The Wiki-pS0 database of druglike molecules has steadily grown over the last 10 years. Lately, it has been our observation that this alone has not proportionately improved its ability to predict the solubility of drugs. Metrics such as those in Fig. 6 have remained largely unchanged [20,21,22]. Solubility prediction depends on multi-dimensional factors (quality of measurements of both training and test sets, distribution of training set molecules in chemical space in relation to the tested drugs, sensitivity of descriptors used in prediction models, etc.), with some factors yet to be recognized. Simply increasing the size of the solubility training set may not lead to improved predictions. Lipinski has suggested that compiling a large physicochemical property database aimed at maximizing chemical diversity may be an inefficient strategy for predicting the properties of novel molecules, given the enormous size of the chemical space, and since drugs appear to exist there as small tight clusters [129]. However, small improvement in solubility prediction can be expected as the training set acquires additional measurements of regulatory newly-approved molecules on a regular basis—i.e., drawing from the “tight cluster” space.
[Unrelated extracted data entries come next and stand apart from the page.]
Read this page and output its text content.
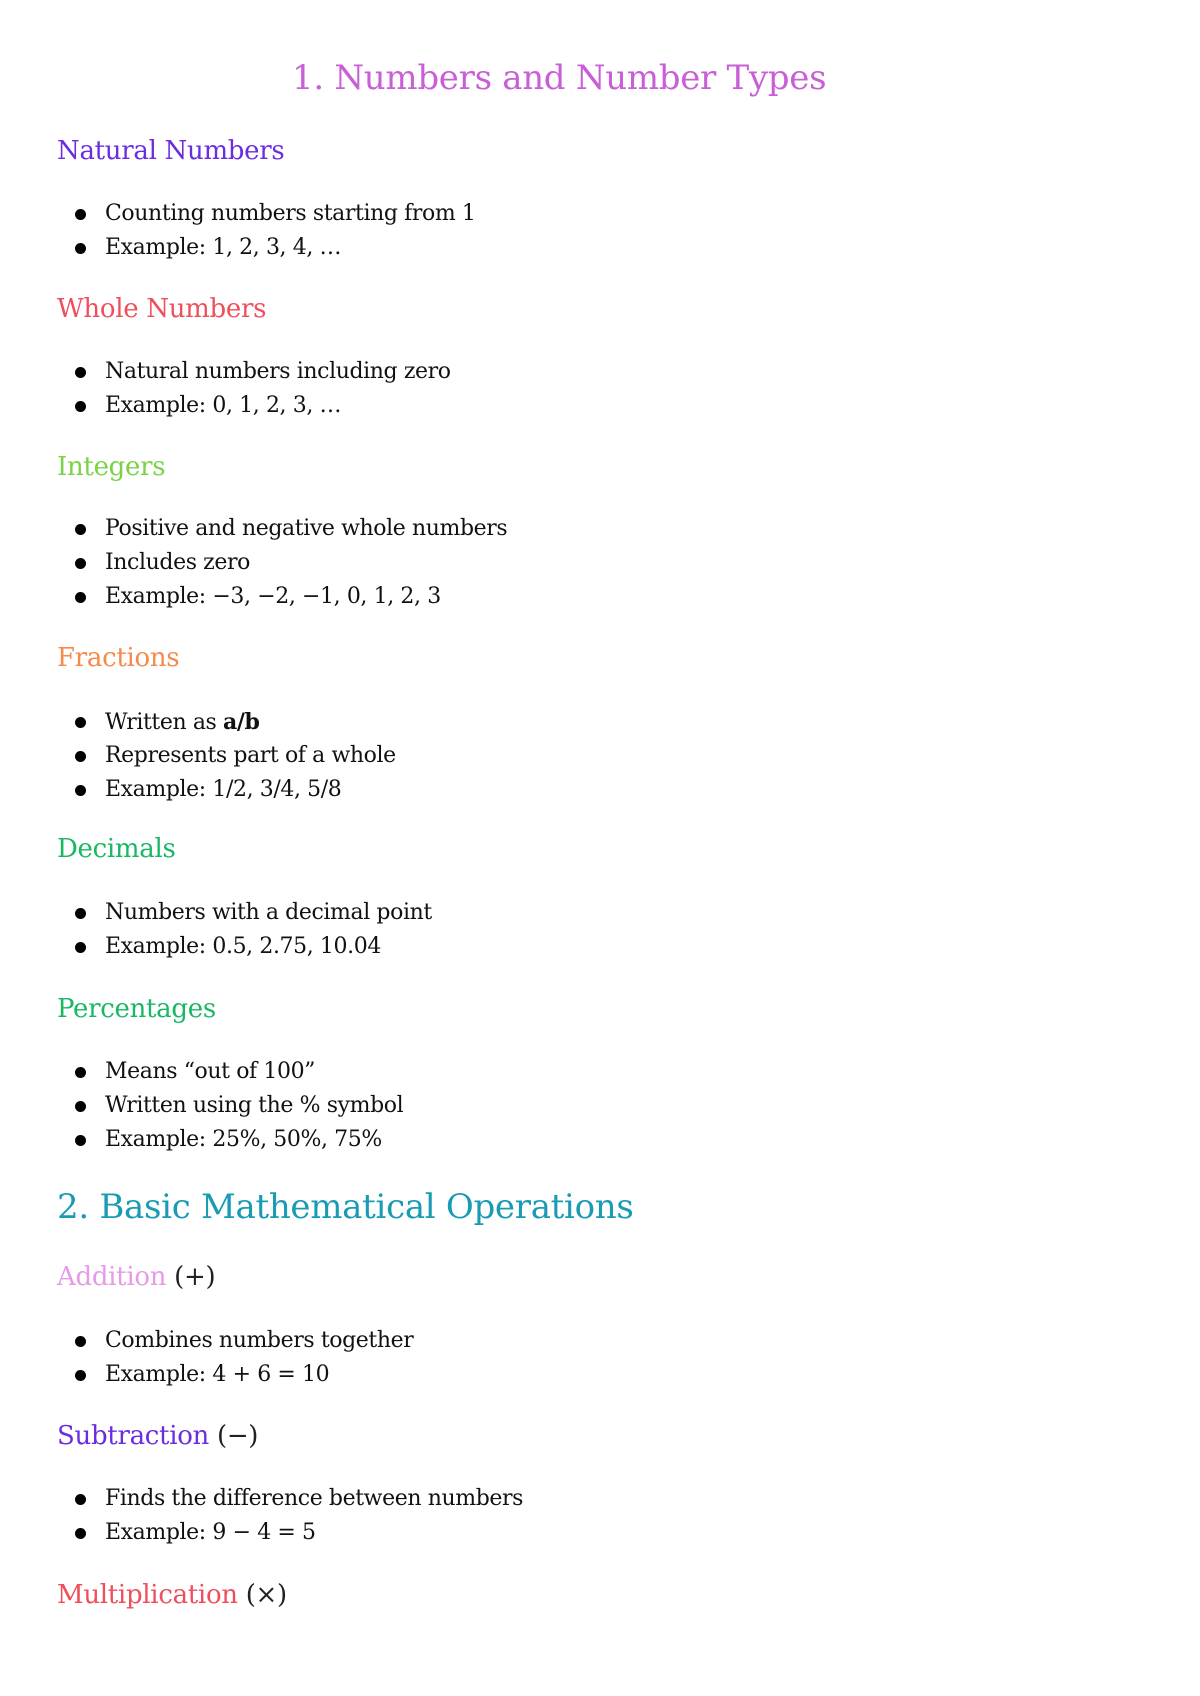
1. Numbers and Number Types
Natural Numbers
Counting numbers starting from 1
Example: 1, 2, 3, 4, …
Whole Numbers
Natural numbers including zero
Example: 0, 1, 2, 3, …
Integers
Positive and negative whole numbers
Includes zero
Example: −3, −2, −1, 0, 1, 2, 3
Fractions
Written as a/b
Represents part of a whole
Example: 1/2, 3/4, 5/8
Decimals
Numbers with a decimal point
Example: 0.5, 2.75, 10.04
Percentages
Means “out of 100”
Written using the % symbol
Example: 25%, 50%, 75%
2. Basic Mathematical Operations
Addition (+)
Combines numbers together
Example: 4 + 6 = 10
Subtraction (−)
Finds the difference between numbers
Example: 9 − 4 = 5
Multiplication (×)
It would be helpful if the quality of such measurements were to improve with time. New descriptors which can better differentiate the factors affecting solubility also can be important for narrowing the gap between the accuracy of the prediction models and that of the experimental data.

4 Conclusion

Many of the new drugs are large and fall outside of the Lipinski Ro5 chemical space, as depicted in Fig. 3. It would have been helpful to have access to more quantitative solubility measurements of the newly-approved drugs than provided in the regulatory agency reports. The experimental uncertainty of nearly half of the new measurements could not be directly verified. If better practices in solubility measurement were adhered to, as detailed in the recent data-quality ‘white paper’ by experts from six countries [121], and the experimental details were more openly shared, newly-reported measurements could achieve results with interlaboratory SD < 0.2 log10 unit. But apparently this is work still in progress. The data quality in the curated database (SD < 0.2 log unit) used here as the training set is not the limiting factor in prediction, given that the best root-mean-square error achieved in this study was above a log unit. The benchmark statistical machine learning approaches are probably up to the task in narrowing the gap between prediction and measurement. The Flexible-Acceptor GSE(Φ,B) performed nearly as well as the benchmark Random Forest regression method in predicting the aqueous intrinsic solubility of the newly-approved drugs (2016–2020). A similar near-match had been previously reported by us in the prediction of the solubility of large (bRo5) drugs, supporting the general applicability of the Flexible-Acceptor model. A consensus model based on the average predictions of the ABSOLV and GSE(Φ,B) methods was found to reduce the prediction biases in the separate methods, but perhaps even more significant, it slightly outperformed the Random Forest regression method overall. The relatively-simple consensus model can be readily incorporated into spreadsheet calculations.